Şiddetin tanımının yapılması ve fiziksel şiddetten farklı şiddet türlerinin dahil edilmesi:
4320 sayılı kanunda şiddetin tanımı beli değildir. 6284 sayılı kanunda şiddet, “Kişiye, fiziksel, cinsel, psikolojik veya ekonomik açıdan zarar veren, fiziksel, cinsel, psikolojik, sözlü veya ekonomik her türlü tutum ve davranış” olarak tanımlanmıştır."
Önleyici ve koruyucu tedbirlerin dahil edilmesi ve zorlama hapsinin getirilmesi:
Bu yasaile delil ve belge aranmadan gerekli önlemlerin derhal alınabilmesi mümkün olmuş, mülki amir ve hakim tarafından koruyucu tedbirlerin verilebilmesi sağlanmıştır.
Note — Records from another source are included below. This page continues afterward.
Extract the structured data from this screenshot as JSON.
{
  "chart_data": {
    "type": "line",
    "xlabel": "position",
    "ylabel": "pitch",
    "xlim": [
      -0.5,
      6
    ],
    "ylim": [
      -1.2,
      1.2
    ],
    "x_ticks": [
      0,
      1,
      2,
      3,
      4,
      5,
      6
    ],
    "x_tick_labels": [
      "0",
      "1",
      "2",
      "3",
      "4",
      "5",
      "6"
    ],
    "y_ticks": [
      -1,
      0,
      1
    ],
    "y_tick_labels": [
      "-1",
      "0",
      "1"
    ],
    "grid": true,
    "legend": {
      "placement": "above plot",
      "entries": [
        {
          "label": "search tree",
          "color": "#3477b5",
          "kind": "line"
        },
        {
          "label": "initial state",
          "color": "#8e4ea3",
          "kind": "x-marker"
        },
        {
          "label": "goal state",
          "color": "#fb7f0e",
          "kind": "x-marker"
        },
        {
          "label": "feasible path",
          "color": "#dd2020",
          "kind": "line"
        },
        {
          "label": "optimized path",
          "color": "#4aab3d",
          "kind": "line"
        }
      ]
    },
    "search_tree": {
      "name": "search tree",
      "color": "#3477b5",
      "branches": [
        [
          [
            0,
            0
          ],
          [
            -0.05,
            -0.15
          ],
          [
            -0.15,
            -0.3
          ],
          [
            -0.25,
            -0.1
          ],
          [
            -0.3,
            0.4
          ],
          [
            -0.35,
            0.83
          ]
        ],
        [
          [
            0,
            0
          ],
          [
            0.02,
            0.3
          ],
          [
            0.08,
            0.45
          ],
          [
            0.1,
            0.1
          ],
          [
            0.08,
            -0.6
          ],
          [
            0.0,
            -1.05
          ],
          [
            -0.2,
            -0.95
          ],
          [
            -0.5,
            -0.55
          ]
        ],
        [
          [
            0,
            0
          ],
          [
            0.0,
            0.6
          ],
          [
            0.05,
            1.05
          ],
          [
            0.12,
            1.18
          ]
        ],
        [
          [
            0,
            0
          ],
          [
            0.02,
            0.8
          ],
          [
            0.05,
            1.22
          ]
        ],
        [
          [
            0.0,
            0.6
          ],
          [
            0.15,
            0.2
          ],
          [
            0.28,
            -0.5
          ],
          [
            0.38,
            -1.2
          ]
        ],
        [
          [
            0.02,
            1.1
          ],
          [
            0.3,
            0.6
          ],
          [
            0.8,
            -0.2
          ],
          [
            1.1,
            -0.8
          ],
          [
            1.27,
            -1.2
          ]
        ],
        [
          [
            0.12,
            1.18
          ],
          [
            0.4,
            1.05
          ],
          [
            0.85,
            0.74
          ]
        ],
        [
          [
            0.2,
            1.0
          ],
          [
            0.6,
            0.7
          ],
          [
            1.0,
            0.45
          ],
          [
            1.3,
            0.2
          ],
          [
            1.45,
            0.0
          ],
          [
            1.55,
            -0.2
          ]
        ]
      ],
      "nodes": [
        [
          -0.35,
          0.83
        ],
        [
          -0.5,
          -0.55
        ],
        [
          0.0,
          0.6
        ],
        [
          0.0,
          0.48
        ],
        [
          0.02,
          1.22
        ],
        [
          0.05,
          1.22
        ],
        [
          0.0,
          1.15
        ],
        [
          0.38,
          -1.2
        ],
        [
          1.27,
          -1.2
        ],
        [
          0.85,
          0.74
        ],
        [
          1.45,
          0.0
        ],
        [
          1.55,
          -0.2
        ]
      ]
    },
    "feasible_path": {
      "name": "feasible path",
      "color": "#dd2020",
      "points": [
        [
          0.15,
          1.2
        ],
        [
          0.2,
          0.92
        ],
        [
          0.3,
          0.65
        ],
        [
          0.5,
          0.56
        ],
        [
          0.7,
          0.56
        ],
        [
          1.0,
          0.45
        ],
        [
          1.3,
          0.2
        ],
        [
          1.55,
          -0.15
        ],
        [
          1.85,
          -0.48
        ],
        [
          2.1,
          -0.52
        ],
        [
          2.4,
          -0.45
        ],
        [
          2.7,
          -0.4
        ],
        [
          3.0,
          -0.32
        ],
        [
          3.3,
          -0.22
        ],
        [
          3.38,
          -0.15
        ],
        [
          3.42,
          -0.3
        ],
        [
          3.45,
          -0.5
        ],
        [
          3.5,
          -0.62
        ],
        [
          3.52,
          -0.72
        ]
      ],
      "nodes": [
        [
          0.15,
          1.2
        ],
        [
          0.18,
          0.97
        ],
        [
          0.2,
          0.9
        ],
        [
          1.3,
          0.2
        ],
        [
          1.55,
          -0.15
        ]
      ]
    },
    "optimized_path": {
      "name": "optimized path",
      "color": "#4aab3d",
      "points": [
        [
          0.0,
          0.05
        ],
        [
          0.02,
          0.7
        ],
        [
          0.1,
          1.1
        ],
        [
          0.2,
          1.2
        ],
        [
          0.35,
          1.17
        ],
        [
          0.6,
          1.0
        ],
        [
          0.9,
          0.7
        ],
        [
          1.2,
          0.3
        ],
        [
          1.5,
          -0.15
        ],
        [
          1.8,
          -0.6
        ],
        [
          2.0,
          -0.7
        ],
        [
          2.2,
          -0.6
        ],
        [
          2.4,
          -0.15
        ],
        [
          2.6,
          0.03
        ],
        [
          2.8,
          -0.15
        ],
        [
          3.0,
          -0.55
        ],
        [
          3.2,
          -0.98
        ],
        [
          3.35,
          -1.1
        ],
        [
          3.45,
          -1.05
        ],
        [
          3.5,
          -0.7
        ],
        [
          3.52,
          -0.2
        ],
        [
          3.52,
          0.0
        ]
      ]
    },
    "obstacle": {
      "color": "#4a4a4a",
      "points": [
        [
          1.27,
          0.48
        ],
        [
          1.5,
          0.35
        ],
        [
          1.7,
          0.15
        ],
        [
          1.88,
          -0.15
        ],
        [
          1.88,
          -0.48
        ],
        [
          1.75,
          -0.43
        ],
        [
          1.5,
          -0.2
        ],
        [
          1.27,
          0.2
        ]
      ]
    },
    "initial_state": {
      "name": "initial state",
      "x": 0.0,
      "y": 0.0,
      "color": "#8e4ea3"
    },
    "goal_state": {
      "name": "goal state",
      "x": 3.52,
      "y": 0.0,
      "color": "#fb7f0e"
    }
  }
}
Tedbir kararına aykırılık durumları için zorlama hapsi getirilmiştir.
Şiddetle mücadelede kurumsal yaklaşım:
Şiddet önleme ve izleme merkezlerinin (ŞÖNİM) kurulması ve uygulamaların takibi hedeflenmiştir.
Kanun kadına yönelik şiddete ilişkin iki ana tedbir kararı öngörmektedir: Koruyucu tedbir kararları ve önleyici tedbir kararları.
Koruyucu tedbirler arasında aşağıdakiler yer almaktadır
Polis, savcılık ve valilik tarafından alınabilecek koruyucu tedbirler
Şiddete uğrayan veya uğrama tehlikesi bulunan kadına;
- (ve beraberindeki çocuklara) uygun barınma yerinin (bkz. sığınak) sağlanması,
- geçici maddi yardım yapılması,
- psikolojik, mesleki, hukuki ve sosyal bakımdan rehberlik ve danışmanlık hizmeti verilmesi ve
- kreş imkânı sağlanması.
Hakim tarafından alınabilecek koruyucu tedbirler
Şiddete uğrayan veya uğrama tehlikesi bulunan kadının;
- iş yerinin değiştirilmesi,
- (evli olması halinde) müşterek yerleşim yerinden ayrı yerleşim yeri belirlenmesi,
- kadına şiddet uygulayan kişiyle evli olması halinde tapu kütüğüne aile konutu şerhi konulması,
- Tanık Koruma Kanunu22 Aralık 2018 tarihinde Wayback Machine sitesinde arşivlendi. hükümlerine göre kimlik ve ilgili diğer bilgi ve belgelerinin değiştirilmesi.
Önleyici tedbirler arasında aşağıdakiler yer almaktadır
Şiddet uygulayan kişinin;
- şiddet tehdidi, hakaret, aşağılama veya küçük düşürmeyi içeren söz ve davranışlarda bulunmaması,
- müşterek konuttan veya bulunduğu yerden derhâl uzaklaştırılması ve müşterek konutun korunan kişiye tahsis edilmesi,
- korunan kişilere, bu kişilerin bulundukları konuta, okula ve işyerine yaklaşmaması,
- hakkında çocuklarla ilgili daha önce verilmiş bir kişisel ilişki kurma kararı varsa, kişisel ilişkinin refakatçi eşliğinde yapılması, kişisel ilişkinin sınırlanması ya da tümüyle kaldırılması,
- korunan kişinin, şiddete uğramamış olsa bile yakınlarına, tanıklarına ve kişisel ilişki kurulmasına ilişkin hâller saklı kalmak üzere çocuklarına yaklaşmaması,
- korunan kişinin şahsi eşyalarına ve ev eşyalarına zarar vermemesi,
- korunan kişiyi iletişim araçlarıyla veya sair surette rahatsız etmemesi,
- bulundurulması veya taşınmasına kanunen izin verilen silahlarını kolluğa teslim etmesi,
- silah taşıması zorunlu olan bir kamu görevi ifa etse bile bu görevi nedeniyle zimmetinde bulunan silahı kurumuna teslim etmesi,
- korunan kişilerin bulundukları yerlerde alkol ya da uyuşturucu veya uyarıcı madde kullanmaması ya da bu maddelerin etkisinde iken korunan kişilere ve bunların bulundukları yerlere yaklaşmaması, bağımlılığının olması hâlinde, hastaneye yatmak dâhil, muayene ve tedavisinin sağlanması,
- bir sağlık kuruluşuna muayene veya tedavi için başvurması ve tedavisinin sağlanması,
- çocuklarıyla ilgili velayet, kayyım, nafaka ve kişisel ilişki kurulmasına dair karar verilmesi,
- korunan kişi ve çocukları için tedbir nafakasına hükmedilmesi.